On this occasion question was about poor performing reporting queries dealing with the activity records. There were tons of good suggestions but one thing that the user seems to have missed is how to properly use CRM datetime fields in the queries. Let’s say we’d like to filter all activities that started last month. The first query that comes to mind:
select activityid, subject from FilteredActivityPointer where scheduledstart >= '1-feb-2015' and scheduledstart < '1-mar-2015'
Reasonable? Yes. Best performing? Heck, no. The problem is that filtered views, among other things, convert datetime CRM fields into the timezone of the current user. To do that, datetime column names have suffix “utc” added to them and the original names are used to display local time equivalent. For example, every entity in fitered view would have createdon (local time) and createdonutc (the actual value stored in the database).

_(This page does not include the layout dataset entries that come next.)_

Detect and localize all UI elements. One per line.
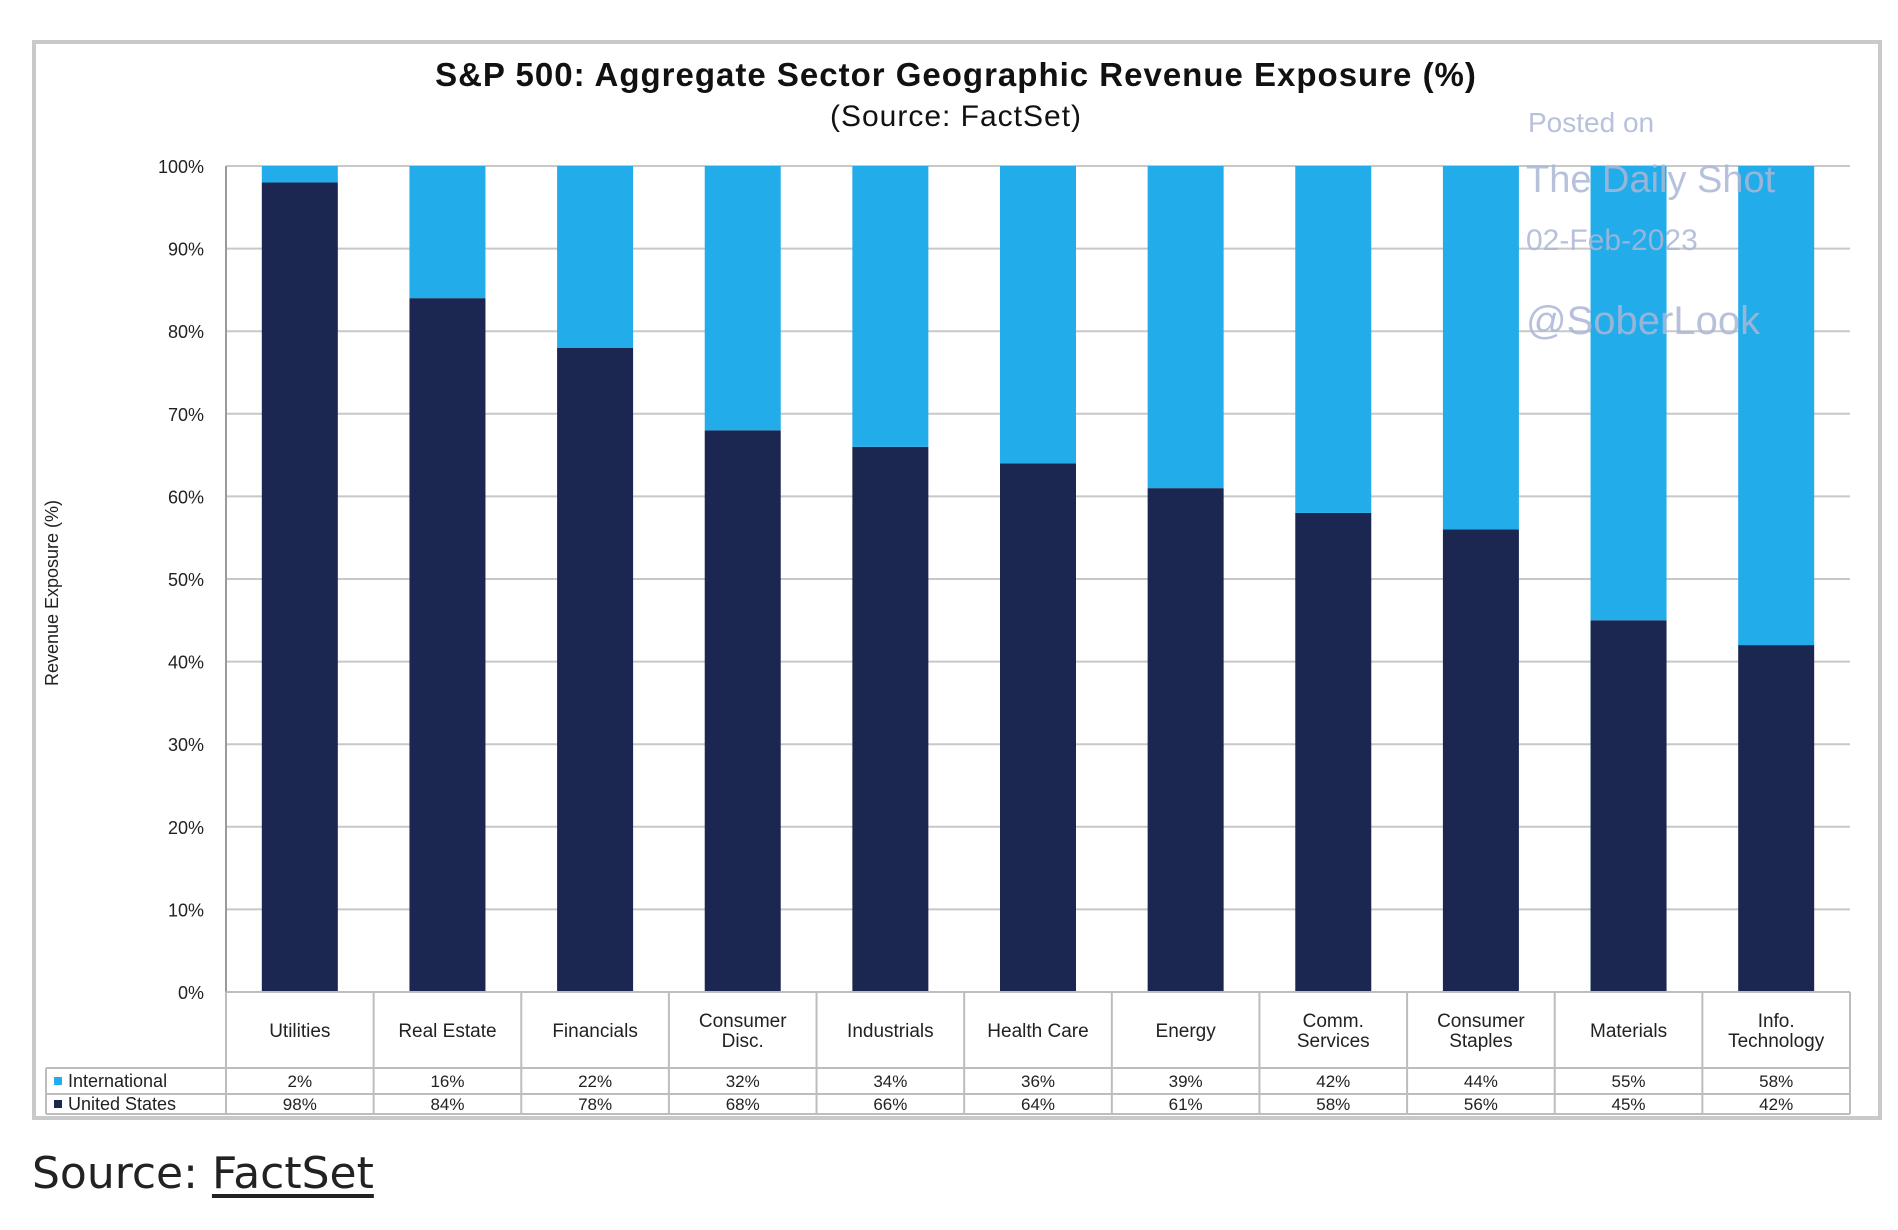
y-tick-label: 80% (168, 322, 204, 342)
y-tick-label: 30% (168, 735, 204, 755)
bar-international (1590, 166, 1667, 621)
data-label: 78% (578, 1095, 612, 1114)
legend-swatch (54, 1100, 62, 1108)
watermark-text: 02-Feb-2023 (1526, 224, 1698, 257)
data-label: 2% (288, 1072, 313, 1091)
bar-international (261, 166, 338, 183)
y-tick-label: 60% (168, 487, 204, 507)
y-tick-label: 50% (168, 570, 204, 590)
x-tick-label: Disc. (722, 1031, 764, 1052)
data-label: 84% (430, 1095, 464, 1114)
data-label: 45% (1612, 1095, 1646, 1114)
bar-united-states (1000, 463, 1076, 992)
x-tick-label: Financials (552, 1021, 638, 1042)
x-tick-label: Real Estate (398, 1021, 496, 1042)
data-label: 56% (1464, 1095, 1498, 1114)
data-label: 58% (1316, 1095, 1350, 1114)
source-caption: Source: FactSet (32, 1148, 374, 1199)
bar-united-states (852, 446, 929, 993)
data-label: 16% (430, 1072, 464, 1091)
y-tick-label: 0% (178, 983, 204, 1003)
factset-link[interactable]: FactSet (211, 1148, 374, 1199)
y-tick-label: 10% (168, 900, 204, 920)
y-tick-label: 90% (168, 240, 204, 260)
bar-united-states (1147, 488, 1224, 992)
watermark-text: The Daily Shot (1526, 159, 1776, 201)
data-label: 42% (1759, 1095, 1793, 1114)
data-label: 36% (1021, 1072, 1055, 1091)
bar-international (704, 166, 781, 431)
bar-international (409, 166, 486, 299)
bar-international (557, 166, 634, 348)
bar-united-states (1590, 620, 1667, 992)
bar-international (1738, 166, 1815, 646)
watermark-text: @SoberLook (1526, 299, 1761, 343)
bar-united-states (1738, 645, 1815, 992)
bar-united-states (1442, 529, 1519, 992)
bar-united-states (1295, 512, 1372, 992)
chart-subtitle: (Source: FactSet) (830, 100, 1082, 133)
bar-international (1147, 166, 1224, 489)
data-label: 55% (1612, 1072, 1646, 1091)
x-tick-label: Technology (1728, 1031, 1825, 1052)
data-label: 22% (578, 1072, 612, 1091)
x-tick-label: Consumer (699, 1011, 787, 1032)
bar-united-states (557, 347, 634, 993)
x-tick-label: Energy (1156, 1021, 1217, 1042)
data-label: 39% (1169, 1072, 1203, 1091)
x-tick-label: Consumer (1437, 1011, 1525, 1032)
data-label: 58% (1759, 1072, 1793, 1091)
y-tick-label: 70% (168, 405, 204, 425)
bar-united-states (409, 298, 486, 992)
y-axis-label: Revenue Exposure (%) (42, 500, 62, 686)
data-label: 61% (1169, 1095, 1203, 1114)
x-tick-label: Staples (1449, 1031, 1512, 1052)
bar-international (852, 166, 929, 447)
data-label: 42% (1316, 1072, 1350, 1091)
y-tick-label: 20% (168, 818, 204, 838)
x-tick-label: Industrials (847, 1021, 934, 1042)
caption-prefix: Source: (32, 1148, 212, 1199)
y-tick-label: 100% (158, 157, 204, 177)
data-label: 68% (726, 1095, 760, 1114)
data-label: 44% (1464, 1072, 1498, 1091)
watermark-text: Posted on (1528, 107, 1654, 138)
x-tick-label: Comm. (1303, 1011, 1364, 1032)
x-tick-label: Materials (1590, 1021, 1667, 1042)
data-label: 98% (283, 1095, 317, 1114)
bar-international (1442, 166, 1519, 530)
legend-label: United States (68, 1094, 176, 1114)
bar-united-states (261, 182, 338, 992)
legend-label: International (68, 1071, 167, 1091)
x-tick-label: Info. (1758, 1011, 1795, 1032)
x-tick-label: Utilities (269, 1021, 330, 1042)
chart-frame: S&P 500: Aggregate Sector Geographic Rev… (32, 40, 1882, 1120)
x-tick-label: Health Care (987, 1021, 1088, 1042)
data-label: 64% (1021, 1095, 1055, 1114)
bar-international (1000, 166, 1076, 464)
data-label: 66% (873, 1095, 907, 1114)
chart-title: S&P 500: Aggregate Sector Geographic Rev… (435, 56, 1477, 93)
y-tick-label: 40% (168, 653, 204, 673)
legend-swatch (54, 1077, 62, 1085)
data-label: 34% (873, 1072, 907, 1091)
data-label: 32% (726, 1072, 760, 1091)
bar-chart: S&P 500: Aggregate Sector Geographic Rev… (42, 56, 1851, 1115)
bar-united-states (704, 430, 781, 992)
bar-international (1295, 166, 1372, 513)
x-tick-label: Services (1297, 1031, 1370, 1052)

How this local time is calculated? Using scalar-value T-SQL functions. What chances are of the scalar-value functions in WHERE clause using an index? None. Hello, table scans.
The Spießrutenlaufen Rule of Filtered Views
Whenever CRM datetime field needs to be in the WHERE SQL clause, the utc version of the field should be used.
The above would become:
select activityid, subject from FilteredActivityPointer where scheduledstartutc >= dbo.fn_LocalTimeToUTC('1-feb-2015') and scheduledstartutc < dbo.fn_LocalTimeToUTC('1-mar-2015')
How much do you save? YMMV but on my test server against random CRM organization the execution time of the first query was 2280ms, whilst the second has finished under 80ms.